Stop Failure
Phenomenon:
Running php start.php stop prompts stop fail
Possibility One
Prerequisite: Workerman is started in debug mode, and the developer pressed ctrl z in the terminal, sending the SIGSTOP signal to Workerman, causing it to enter the background and suspend (paused), thus unable to respond to the stop command (SIGINT signal).
Solution:
In the terminal where Workerman was started, input fg (sending SIGCONT signal) and then press Enter to bring Workerman back to the foreground, then press ctrl c (sending SIGINT signal) to stop Workerman.

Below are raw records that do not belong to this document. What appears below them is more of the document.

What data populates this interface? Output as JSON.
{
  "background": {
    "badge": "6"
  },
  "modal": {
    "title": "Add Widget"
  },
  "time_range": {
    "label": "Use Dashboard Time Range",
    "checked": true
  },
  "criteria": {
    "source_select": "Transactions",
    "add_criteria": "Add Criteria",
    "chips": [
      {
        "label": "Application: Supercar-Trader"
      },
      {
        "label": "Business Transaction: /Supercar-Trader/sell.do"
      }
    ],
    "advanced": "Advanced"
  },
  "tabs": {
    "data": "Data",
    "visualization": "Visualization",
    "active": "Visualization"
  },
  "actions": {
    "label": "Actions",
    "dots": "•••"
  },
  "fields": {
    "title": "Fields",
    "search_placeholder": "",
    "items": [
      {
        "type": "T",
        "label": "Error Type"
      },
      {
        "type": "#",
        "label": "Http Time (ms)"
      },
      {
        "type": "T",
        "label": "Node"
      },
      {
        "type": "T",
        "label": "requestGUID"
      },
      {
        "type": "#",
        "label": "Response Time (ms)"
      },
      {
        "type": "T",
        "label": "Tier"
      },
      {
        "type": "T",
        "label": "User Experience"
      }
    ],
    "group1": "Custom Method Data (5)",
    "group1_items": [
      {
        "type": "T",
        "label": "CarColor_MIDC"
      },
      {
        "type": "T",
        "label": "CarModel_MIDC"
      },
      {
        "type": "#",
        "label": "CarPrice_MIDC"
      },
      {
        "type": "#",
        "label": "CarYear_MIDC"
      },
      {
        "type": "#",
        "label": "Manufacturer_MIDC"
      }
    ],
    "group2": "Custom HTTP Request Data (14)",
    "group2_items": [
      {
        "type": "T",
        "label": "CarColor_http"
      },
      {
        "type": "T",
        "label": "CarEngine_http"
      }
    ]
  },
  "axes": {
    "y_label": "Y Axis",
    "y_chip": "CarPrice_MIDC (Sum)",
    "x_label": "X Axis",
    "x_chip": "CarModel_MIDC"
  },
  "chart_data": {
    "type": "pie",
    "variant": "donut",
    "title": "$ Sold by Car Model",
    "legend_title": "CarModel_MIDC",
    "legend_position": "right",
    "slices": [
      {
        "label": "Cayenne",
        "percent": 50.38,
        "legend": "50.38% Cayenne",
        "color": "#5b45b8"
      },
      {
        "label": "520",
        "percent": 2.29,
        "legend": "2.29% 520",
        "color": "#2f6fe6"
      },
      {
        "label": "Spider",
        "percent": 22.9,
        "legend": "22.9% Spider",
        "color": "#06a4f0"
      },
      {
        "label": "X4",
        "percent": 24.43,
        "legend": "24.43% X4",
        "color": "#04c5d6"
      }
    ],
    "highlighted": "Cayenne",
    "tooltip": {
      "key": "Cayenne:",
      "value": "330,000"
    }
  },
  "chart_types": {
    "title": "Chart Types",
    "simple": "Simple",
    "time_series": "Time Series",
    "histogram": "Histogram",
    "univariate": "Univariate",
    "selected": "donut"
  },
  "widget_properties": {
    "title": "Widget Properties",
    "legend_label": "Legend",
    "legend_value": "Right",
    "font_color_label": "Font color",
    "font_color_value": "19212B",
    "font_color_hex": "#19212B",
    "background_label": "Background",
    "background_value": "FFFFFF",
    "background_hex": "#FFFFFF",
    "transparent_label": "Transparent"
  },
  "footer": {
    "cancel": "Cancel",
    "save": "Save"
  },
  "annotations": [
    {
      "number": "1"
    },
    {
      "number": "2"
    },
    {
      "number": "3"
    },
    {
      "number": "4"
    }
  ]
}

If it cannot be stopped, try running the following two commands:
killall -9 php
ps aux|grep -i workerman|awk '{print $2}'|xargs kill -9
Possibility Two
The user running the stop command is different from the user who started Workerman, meaning the stop user does not have permission to stop Workerman.
Solution:
Switch to the user who started Workerman, or stop Workerman using a user with higher permissions.
Possibility Three
The PID file of the Workerman main process has been deleted, causing the script to be unable to find the PID process, leading to the stop failure.
Solution:
Save the PID file to a secure location, refer to the manual Worker::$pidFile.
Possibility Four
The process corresponding to the Workerman PID file is not a Workerman process.
Solution:
Open the PID file of the Workerman main process to check the main process PID; the PID file is usually in the parallel directory of Workerman. Run the command ps aux | grep main process pid to see if the corresponding process is a Workerman process. If not, the server may have been restarted, causing Workerman to save an expired PID, which is now being used by another process, leading to the stop failure. If this is the case, simply delete the PID file.
Possibility Five
The grpc extension is installed, but the corresponding environment variables for the grpc extension have not been set, causing an additional mount process to fork out after startup, which leads to a failure during stopping.